The new rules prohibit BIAS providers from making the provision of broadband service contingent on consent to use of share a customer’s PI. Likewise, BIAS providers may not terminate service or refuse to provide service if a customer refuses to waive its rights not to opt in or opt out of the use of the use of its customer.
Can providers offer a customer financial incentives in exchange for use of their customer PI?
A BIAS provider may use “financial incentives”, such as a discount on monthly service as an incentive for customer consent to use, disclose, and/or access to customer PI. To do so, the provider must give clear and conspicuous notice of the terms of the program and obtain customer opt-in consent. The notice must inform the customer of what information the provider plans to collect, how it will be used, the type of entities it will be shared with and for what purposes. The notice must be given at the time the program is offered and at the time a customer chooses to participate in the program. The notification for any financial incentive program must be separate from other privacy notifications.
What enterprise customers are exempt from the new rules?
Carriers that contract with enterprise customers for telecommunications services other than BIAS are exempt from the need to comply with the new privacy and data security rules, so long as the carrier’s customer agreement specifically addresses the transparency, choice, data security, and data breach requirements of the new rules, and provides the customer with a mechanism for discussing privacy and data security concerns.
What are the implementation dates for the new rules?

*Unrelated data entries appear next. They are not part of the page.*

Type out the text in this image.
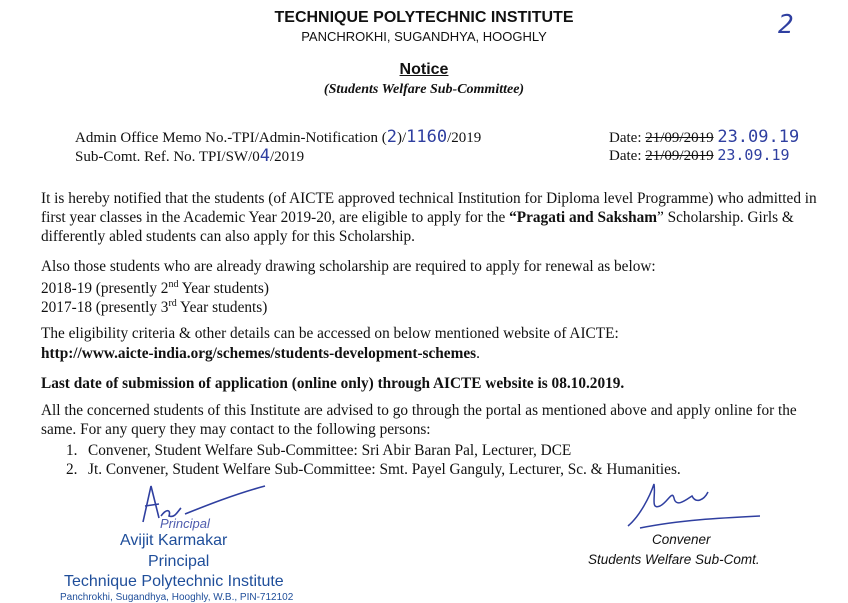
TECHNIQUE POLYTECHNIC INSTITUTE
PANCHROKHI, SUGANDHYA, HOOGHLY	2
Notice
(Students Welfare Sub-Committee)
Admin Office Memo No.-TPI/Admin-Notification (2)/1160/2019
Sub-Comt. Ref. No. TPI/SW/04/2019
Date: 21/09/2019 23.09.19
Date: 21/09/2019 23.09.19
It is hereby notified that the students (of AICTE approved technical Institution for Diploma level Programme) who admitted in first year classes in the Academic Year 2019-20, are eligible to apply for the “Pragati and Saksham” Scholarship. Girls & differently abled students can also apply for this Scholarship.
Also those students who are already drawing scholarship are required to apply for renewal as below:
2018-19 (presently 2nd Year students)
2017-18 (presently 3rd Year students)
The eligibility criteria & other details can be accessed on below mentioned website of AICTE:
http://www.aicte-india.org/schemes/students-development-schemes.
Last date of submission of application (online only) through AICTE website is 08.10.2019.
All the concerned students of this Institute are advised to go through the portal as mentioned above and apply online for the same. For any query they may contact to the following persons:
1. Convener, Student Welfare Sub-Committee: Sri Abir Baran Pal, Lecturer, DCE
2. Jt. Convener, Student Welfare Sub-Committee: Smt. Payel Ganguly, Lecturer, Sc. & Humanities.
Principal
Avijit Karmakar
Principal
Technique Polytechnic Institute
Panchrokhi, Sugandhya, Hooghly, W.B., PIN-712102
Convener
Students Welfare Sub-Comt.
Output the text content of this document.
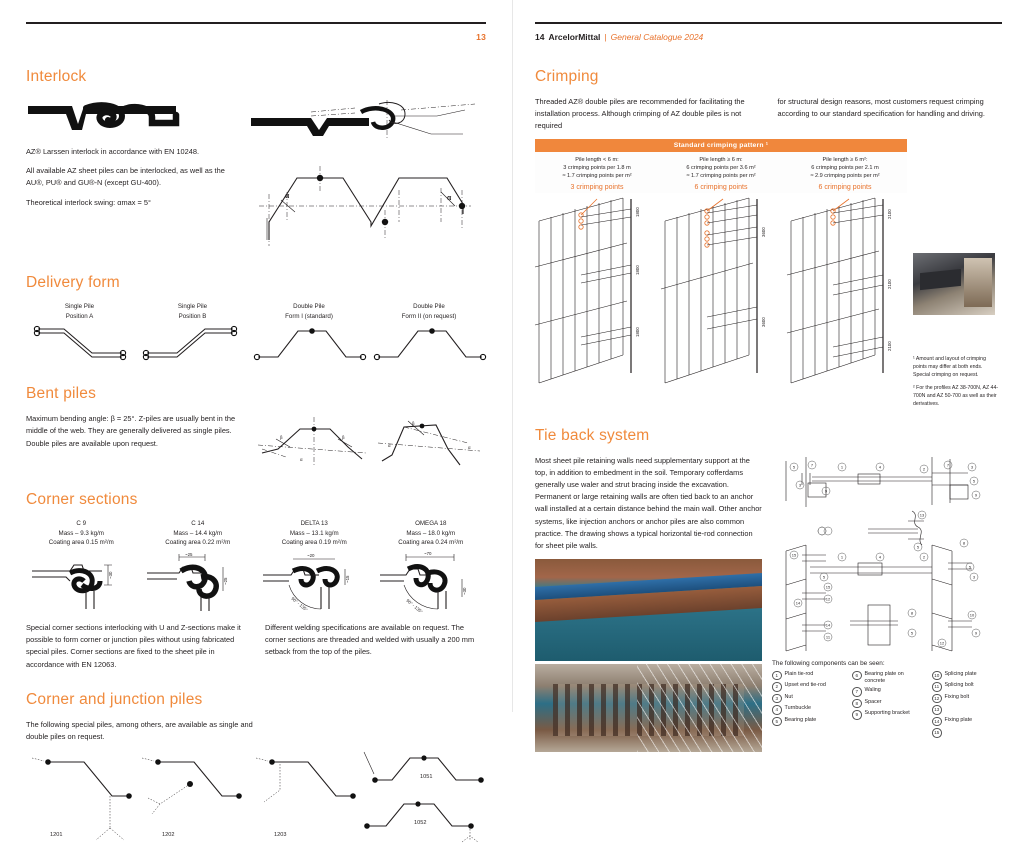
13
Interlock

AZ® Larssen interlock in accordance with EN 10248.

All available AZ sheet piles can be interlocked, as well as the AU®, PU® and GU®-N (except GU-400).

Theoretical interlock swing: αmax = 5°

α	α
Delivery form
Single Pile
Position A
Single Pile
Position B
Double Pile
Form I (standard)
Double Pile
Form II (on request)
Bent piles

Maximum bending angle: β = 25°. Z-piles are usually bent in the middle of the web. They are generally delivered as single piles. Double piles are available upon request.

β	β
α
β
α	α
Corner sections
C 9
Mass – 9.3 kg/m
Coating area 0.15 m²/m
~30
C 14
Mass – 14.4 kg/m
Coating area 0.22 m²/m
~25
~25
DELTA 13
Mass – 13.1 kg/m
Coating area 0.19 m²/m
~20
~15
90° - 135°
OMEGA 18
Mass – 18.0 kg/m
Coating area 0.24 m²/m
~70
~30
90° - 135°

Special corner sections interlocking with U and Z-sections make it possible to form corner or junction piles without using fabricated special piles. Corner sections are fixed to the sheet pile in accordance with EN 12063.

Different welding specifications are available on request. The corner sections are threaded and welded with usually a 200 mm setback from the top of the piles.

Corner and junction piles

The following special piles, among others, are available as single and double piles on request.

1201	1202	1203
1051
1052
14 ArcelorMittal | General Catalogue 2024
Crimping

Threaded AZ® double piles are recommended for facilitating the installation process. Although crimping of AZ double piles is not required

for structural design reasons, most customers request crimping according to our standard specification for handling and driving.

Standard crimping pattern ¹
Pile length < 6 m:
3 crimping points per 1.8 m
≈ 1.7 crimping points per m²
3 crimping points
Pile length ≥ 6 m:
6 crimping points per 3.6 m²
≈ 1.7 crimping points per m²
6 crimping points
Pile length ≥ 6 m²:
6 crimping points per 2.1 m
≈ 2.9 crimping points per m²
6 crimping points
1800
1800
1800
3600
3600
2100
2100
2100
¹ Amount and layout of crimping points may differ at both ends. Special crimping on request.
² For the profiles AZ 38-700N, AZ 44-700N and AZ 50-700 as well as their derivatives.
Tie back system

Most sheet pile retaining walls need supplementary support at the top, in addition to embedment in the soil. Temporary cofferdams generally use waler and strut bracing inside the excavation. Permanent or large retaining walls are often tied back to an anchor wall installed at a certain distance behind the main wall. Other anchor systems, like injection anchors or anchor piles are also common practice. The drawing shows a typical horizontal tie-rod connection for sheet pile walls.

5	7	1	4	2
7	3
5
9
3
9
13
5
1	4	2
15
15
12
14
14
11
8
5
3
10
9
12
8
5
5
The following components can be seen:
1	Plain tie-rod
2	Upset end tie-rod
3	Nut
4	Turnbuckle
5	Bearing plate
6	Bearing plate on concrete
7	Waling
8	Spacer
9	Supporting bracket
10 Splicing plate
11 Splicing bolt
12 Fixing bolt
13
14 Fixing plate
15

Notice and Choice Rules – 47 C.F.R. §§ 64.2003-64.2005
The notice and choice rules will become effective the later of (1) Paperwork Reduction Act (PRA) approval, or (2) December 2, 2017, i.e., twelve months from the date the Order was published in the Federal Register. Small providers (BIAS providers with 100,000 or fewer broadband connections and voice providers with 100,000 or fewer subscriber lines as reported on the most recent Form 477) will have an additional twelve months to implement the notice and choice rules. After PRA approval, the Wireline Competition Bureau will release a public notice of the notice and choice rules, indicating that the rules are effective, and giving carriers a time period to come into compliance with the rules that is the later of (1) eight weeks from the date of the public notice, or (2) December 2, 2017.
Breach Notification Procedures – 47 C.F.R. § 64.2008
The data breach notification rule will become effective the later of (1) PRA approval, or (2) June 2, 2017, i.e. six months from publication of the Order in the Federal Register. The Wireline Competition Bureau is directed to issue a public notice after PRA approval of the rule, indicating its effective date and mandating compliance, the later of (1) eight weeks from the public notice, or (2) by June 2, 2017.
Data Security – 47 C.F.R. § 64.2007
The data security requirements will be effective on March 2, 2017.
Prohibition on Conditioning BIAS on Customer Agreement to Waive Privacy Rights – 47 C.F.R. § 64.2011(a)
The prohibition will be effective on January 1, 2017.
Will customer consent received prior to implementation of the new rules be valid after the effective date of the new rules?
If a carrier obtains customer consent prior to the effective date of the new rules that is consistent with the requirements of the new rules, such consent will be considered valid for purposes of the new rules.
Are state privacy laws preempted?
The Commission will preempt state privacy laws to the extent that they are inconsistent with the newly adopted rules. To the extent that a carrier may face separate state and federal requirements for customer breach notification, a carrier may propose a waiver from the Commission that will allow it to send a single notification.